Posted: Saturday, December 8, 2012 8:25:17 PM
As people age their bodies begin to deteriorate, but their minds are still alive and active within. They still desire to communicate, to love and to contribute to society. However as life progresses, a series of loss begins. People retire from their jobs, losing the daily routine they practiced for decades. Children move from the area to start their own lives, and as people become ill and age, spouses are widowed. What kind of impact does this leave on someone? It leaves them with a lasting and agonizing sadness, a sadness that worsens to depression. Of the elderly in America 6.6 percent are depressed. Although this statistic is not alarmingly high, the presence of even one older person depressed as a result of loss and lack of societal involvement, is enough reason to make a change.
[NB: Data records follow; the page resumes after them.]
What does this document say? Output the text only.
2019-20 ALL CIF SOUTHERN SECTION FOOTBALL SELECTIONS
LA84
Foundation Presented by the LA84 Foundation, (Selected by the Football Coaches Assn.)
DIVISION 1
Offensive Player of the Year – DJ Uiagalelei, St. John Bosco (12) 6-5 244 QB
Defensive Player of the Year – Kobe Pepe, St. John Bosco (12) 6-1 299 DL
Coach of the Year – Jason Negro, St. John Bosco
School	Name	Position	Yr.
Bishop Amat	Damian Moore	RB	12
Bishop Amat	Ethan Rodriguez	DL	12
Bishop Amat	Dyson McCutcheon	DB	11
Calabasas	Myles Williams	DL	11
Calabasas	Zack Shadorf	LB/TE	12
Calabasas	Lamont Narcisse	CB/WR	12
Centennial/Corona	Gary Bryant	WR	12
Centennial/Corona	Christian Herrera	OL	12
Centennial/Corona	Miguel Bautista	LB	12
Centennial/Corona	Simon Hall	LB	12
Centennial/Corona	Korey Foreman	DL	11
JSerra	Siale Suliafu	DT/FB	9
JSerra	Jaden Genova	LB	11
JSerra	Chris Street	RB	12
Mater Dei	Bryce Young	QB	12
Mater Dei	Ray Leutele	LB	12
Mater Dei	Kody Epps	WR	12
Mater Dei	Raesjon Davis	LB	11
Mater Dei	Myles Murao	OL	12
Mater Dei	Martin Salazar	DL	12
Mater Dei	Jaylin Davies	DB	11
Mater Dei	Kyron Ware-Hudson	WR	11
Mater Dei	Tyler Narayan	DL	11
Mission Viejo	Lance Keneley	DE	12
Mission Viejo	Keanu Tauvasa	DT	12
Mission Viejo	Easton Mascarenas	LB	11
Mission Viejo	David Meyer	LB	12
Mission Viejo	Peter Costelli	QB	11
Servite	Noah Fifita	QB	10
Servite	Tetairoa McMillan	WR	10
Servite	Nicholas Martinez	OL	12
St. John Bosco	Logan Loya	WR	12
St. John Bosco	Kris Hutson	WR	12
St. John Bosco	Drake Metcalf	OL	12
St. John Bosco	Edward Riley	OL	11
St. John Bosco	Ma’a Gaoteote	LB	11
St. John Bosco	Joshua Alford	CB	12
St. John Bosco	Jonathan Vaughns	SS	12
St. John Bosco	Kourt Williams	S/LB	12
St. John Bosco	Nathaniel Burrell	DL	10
Over 1.8 million people in America live in nursing homes. The rate of depression in such facilities is 13.5 percent going to show in homes, elderly are twice as likely to become depressed. The reason for this is often as simple as isolation. Even though they live in areas created to make life easier and more convenient, accessibility is a struggle. As I have witnessed in the case of my own grandparents, by 90 and 95 years of age, it is a task to get out of a chair and walk to the bathroom, let alone walk to the activity room or banquet hall.
Most recently in English class, my class has chosen issues that we are passionate about, and that we intend to help improve. In this “Be the Change” project, I selected an issue I have experienced firsthand with my grandparents, and something that has directly changed my own heart. For this reason, in the effort of erasing the effects of elderly depression, I have chosen to specifically center a program on visiting and volunteering in nursing homes in 2013.
To show appreciation to the older generation, the youth in my church youth group have began planning a regular cycle of visitation to local nursing homes. As the Vice President of the group, I have educated the leaders as well as my fellow youth of the significant changes we can make. In this month, we hope to visit homes to sing Christmas carols, and in future months, continue bringing joy and excitement to them, right within their rooms. Every Sunday we gather as a group, and two Sunday each month we aim to reach out. With one Sunday dedicated to a pre-existing program of visiting shut-ins from our church congregation, an additional opportunity for service in visiting elderly in homes will greatly increase the difference being made. It will also continue to open the eyes of my peers to the saddening issue that has affected me so greatly.
Life is meant to be lived, and as long as each and every one of us is alive, we should not be deprived of the simple pleasures that make life worthwhile.